In fact, those used in the UK are as effective at preventing symptomatic disease in the majority of people with underlying health conditions as the rest of the population, Public Health England (PHE) recently reported.
The verdict is based on a study from PHE that included more than one million people in at-risk groups.
“Within these clinical risk groups, there will be people with more severe forms of illness – particularly in the immunosuppressed group – who may not respond as well to the vaccines, and we recommend they seek advice from their specialists,” Advises PHE.
The study found:
- Overall vaccine effectiveness against symptomatic disease in risk groups is approximately 60 percent after one dose of either AstraZeneca or Pfizer-BioNTech, with little variation by age
- After two doses, vaccine effectiveness is 81 percent with AstraZeneca in people in risk groups aged 16 to 64. No data is available for Pfizer-BioNTech
- In people in risk groups aged 65 and over, vaccine effectiveness with Pfizer-BioNTech is 89 percent and 80 percent with AstraZeneca
- For those who are immunosuppressed, vaccine effectiveness after a second dose is 74 percent, with similar protection to those who are not in a risk group.

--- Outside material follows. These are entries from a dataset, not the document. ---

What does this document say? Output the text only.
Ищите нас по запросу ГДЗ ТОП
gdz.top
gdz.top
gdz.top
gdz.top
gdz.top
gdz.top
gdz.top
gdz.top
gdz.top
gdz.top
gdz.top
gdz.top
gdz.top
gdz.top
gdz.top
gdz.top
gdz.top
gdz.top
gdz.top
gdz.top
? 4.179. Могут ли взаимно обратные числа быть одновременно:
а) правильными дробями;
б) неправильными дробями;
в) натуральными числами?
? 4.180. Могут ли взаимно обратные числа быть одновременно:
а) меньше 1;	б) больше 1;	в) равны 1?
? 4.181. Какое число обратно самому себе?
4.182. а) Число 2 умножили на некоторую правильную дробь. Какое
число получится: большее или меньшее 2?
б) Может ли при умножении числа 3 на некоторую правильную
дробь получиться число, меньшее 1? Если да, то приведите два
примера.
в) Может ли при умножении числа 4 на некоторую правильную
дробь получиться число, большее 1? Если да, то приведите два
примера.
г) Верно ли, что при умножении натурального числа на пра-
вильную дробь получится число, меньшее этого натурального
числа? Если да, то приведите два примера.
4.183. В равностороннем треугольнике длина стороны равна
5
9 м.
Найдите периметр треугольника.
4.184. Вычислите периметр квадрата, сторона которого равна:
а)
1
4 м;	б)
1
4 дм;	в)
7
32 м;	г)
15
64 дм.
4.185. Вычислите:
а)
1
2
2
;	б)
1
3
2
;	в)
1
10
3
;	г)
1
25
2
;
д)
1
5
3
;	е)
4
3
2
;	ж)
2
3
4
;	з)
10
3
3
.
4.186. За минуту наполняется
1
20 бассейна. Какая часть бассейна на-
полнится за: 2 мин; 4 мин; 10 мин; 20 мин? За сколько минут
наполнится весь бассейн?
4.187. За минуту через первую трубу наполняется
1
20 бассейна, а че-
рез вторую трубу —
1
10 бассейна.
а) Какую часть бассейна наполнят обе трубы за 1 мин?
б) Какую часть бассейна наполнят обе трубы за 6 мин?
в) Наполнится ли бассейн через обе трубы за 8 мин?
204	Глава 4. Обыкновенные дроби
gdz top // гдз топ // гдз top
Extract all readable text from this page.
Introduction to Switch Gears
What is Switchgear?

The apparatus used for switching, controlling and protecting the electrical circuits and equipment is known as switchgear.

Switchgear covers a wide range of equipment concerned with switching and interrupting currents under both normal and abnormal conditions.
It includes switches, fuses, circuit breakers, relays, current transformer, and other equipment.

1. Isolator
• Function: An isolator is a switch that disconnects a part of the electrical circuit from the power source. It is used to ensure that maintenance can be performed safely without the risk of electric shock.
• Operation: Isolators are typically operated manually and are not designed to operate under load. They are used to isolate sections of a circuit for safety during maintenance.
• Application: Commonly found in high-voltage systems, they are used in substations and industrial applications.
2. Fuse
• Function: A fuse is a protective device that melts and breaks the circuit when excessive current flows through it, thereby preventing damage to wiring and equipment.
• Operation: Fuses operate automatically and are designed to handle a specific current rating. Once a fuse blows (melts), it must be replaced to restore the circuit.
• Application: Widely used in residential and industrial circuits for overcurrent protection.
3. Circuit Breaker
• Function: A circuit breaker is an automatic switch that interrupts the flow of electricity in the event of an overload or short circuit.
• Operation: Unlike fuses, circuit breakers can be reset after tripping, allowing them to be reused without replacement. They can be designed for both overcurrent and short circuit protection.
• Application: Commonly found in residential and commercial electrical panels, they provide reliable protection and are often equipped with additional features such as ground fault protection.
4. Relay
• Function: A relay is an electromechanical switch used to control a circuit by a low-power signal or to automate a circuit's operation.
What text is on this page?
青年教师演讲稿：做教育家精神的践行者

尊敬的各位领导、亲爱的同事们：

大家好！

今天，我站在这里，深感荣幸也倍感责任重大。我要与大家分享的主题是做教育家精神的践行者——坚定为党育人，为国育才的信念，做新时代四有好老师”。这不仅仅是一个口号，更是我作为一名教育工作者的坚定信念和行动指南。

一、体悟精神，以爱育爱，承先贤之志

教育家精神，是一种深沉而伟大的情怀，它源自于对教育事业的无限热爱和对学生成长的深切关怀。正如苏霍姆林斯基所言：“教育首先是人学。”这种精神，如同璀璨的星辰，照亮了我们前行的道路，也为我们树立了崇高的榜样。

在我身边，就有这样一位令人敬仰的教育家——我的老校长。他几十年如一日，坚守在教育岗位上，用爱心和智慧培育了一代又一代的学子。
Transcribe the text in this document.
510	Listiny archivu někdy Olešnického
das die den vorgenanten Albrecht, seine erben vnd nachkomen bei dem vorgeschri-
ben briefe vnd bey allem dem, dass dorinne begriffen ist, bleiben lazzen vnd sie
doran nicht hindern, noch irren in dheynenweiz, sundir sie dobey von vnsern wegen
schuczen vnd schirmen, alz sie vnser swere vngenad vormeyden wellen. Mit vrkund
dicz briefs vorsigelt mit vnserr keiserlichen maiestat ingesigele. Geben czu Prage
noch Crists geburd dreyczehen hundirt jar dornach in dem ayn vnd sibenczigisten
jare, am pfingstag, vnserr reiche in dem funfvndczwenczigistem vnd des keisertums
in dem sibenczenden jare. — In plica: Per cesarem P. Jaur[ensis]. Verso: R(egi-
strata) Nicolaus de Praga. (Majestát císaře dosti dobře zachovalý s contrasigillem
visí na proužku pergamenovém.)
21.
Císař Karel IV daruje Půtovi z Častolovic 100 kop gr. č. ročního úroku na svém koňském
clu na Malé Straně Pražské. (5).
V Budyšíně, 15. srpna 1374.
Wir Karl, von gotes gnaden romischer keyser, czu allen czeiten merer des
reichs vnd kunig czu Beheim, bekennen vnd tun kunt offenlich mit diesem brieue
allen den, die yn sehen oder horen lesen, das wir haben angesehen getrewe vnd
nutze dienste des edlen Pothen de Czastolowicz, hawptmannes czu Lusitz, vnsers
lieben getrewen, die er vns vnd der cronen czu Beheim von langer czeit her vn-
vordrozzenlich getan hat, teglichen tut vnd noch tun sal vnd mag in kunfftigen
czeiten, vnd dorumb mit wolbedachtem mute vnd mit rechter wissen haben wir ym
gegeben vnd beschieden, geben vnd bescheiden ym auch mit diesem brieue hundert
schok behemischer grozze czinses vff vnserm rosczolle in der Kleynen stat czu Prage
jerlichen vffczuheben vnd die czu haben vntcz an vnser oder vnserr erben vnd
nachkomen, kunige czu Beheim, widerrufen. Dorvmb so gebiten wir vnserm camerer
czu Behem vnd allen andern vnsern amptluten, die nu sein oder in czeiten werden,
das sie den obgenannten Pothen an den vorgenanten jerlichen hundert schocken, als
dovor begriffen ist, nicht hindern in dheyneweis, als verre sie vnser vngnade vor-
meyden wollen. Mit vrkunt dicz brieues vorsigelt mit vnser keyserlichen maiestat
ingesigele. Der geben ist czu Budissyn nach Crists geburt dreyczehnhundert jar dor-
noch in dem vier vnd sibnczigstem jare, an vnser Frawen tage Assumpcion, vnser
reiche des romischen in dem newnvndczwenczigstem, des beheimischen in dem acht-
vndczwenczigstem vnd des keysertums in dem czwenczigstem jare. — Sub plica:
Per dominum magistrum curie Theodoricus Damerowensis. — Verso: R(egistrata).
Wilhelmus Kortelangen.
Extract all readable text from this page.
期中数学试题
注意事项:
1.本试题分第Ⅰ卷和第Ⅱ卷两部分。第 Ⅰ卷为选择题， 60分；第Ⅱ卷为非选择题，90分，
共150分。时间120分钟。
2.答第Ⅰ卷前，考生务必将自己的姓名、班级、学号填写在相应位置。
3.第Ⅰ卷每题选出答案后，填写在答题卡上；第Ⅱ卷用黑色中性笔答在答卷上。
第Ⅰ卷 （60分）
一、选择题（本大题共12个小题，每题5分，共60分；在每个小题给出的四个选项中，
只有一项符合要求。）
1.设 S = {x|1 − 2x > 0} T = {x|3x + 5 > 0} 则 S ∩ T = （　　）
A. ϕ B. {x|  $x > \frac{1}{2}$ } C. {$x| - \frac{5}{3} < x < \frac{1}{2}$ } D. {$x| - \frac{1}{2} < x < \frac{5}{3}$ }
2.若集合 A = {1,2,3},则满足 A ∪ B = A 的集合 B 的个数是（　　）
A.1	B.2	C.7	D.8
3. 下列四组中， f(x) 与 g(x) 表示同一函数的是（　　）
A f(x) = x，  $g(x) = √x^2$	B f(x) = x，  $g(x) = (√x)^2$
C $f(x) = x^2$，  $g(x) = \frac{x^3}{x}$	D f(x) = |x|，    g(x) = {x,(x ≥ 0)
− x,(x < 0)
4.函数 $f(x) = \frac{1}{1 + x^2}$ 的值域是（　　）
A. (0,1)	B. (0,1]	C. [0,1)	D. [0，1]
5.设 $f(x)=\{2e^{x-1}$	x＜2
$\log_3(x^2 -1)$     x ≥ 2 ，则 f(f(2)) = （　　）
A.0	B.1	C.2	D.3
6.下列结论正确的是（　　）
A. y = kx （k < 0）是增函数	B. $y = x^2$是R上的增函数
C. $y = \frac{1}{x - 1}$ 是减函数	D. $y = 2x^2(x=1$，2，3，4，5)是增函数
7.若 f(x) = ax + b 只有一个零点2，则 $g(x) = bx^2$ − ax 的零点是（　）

This rises from four percent after a first dose.
Although age is the greatest risk factor for adverse outcomes following coronavirus (COVID-19) infection, certain health conditions also increase the risk of severe disease, they study noted.
Diabetes, severe asthma, chronic heart disease, chronic kidney disease, chronic liver disease, neurological disease, and diseases or therapies that weaken the immune system – such as blood cancer, HIV or chemotherapy – have all been linked to an increased risk of hospitalisation or death with COVID-19.
People with these conditions who are at highest risk were initially advised to shield during the peak of the pandemic and all risk groups were then prioritised for vaccination.
“The government announced the dose interval would be brought forward from 12 to eight weeks for the clinically vulnerable on 14 May, and everyone in these groups should now have been offered a second dose,” reported PHE.
Data on vaccine effectiveness among people in clinical risk groups was previously limited.
Though more data is needed, protection against hospitalisation and death in risk groups is expected to be greater than protection against symptomatic disease, as has been seen in studies of the general population.
Dr Mary Ramsay, Head of Immunisation at PHE, said: “This real-world data shows for the first time that most people who are clinically vulnerable to COVID-19 still receive high levels of protection after two doses of vaccine.
“It is vital that anyone with an underlying condition gets both doses, especially people with weakened immune systems as they gain so much more benefit from the second dose.”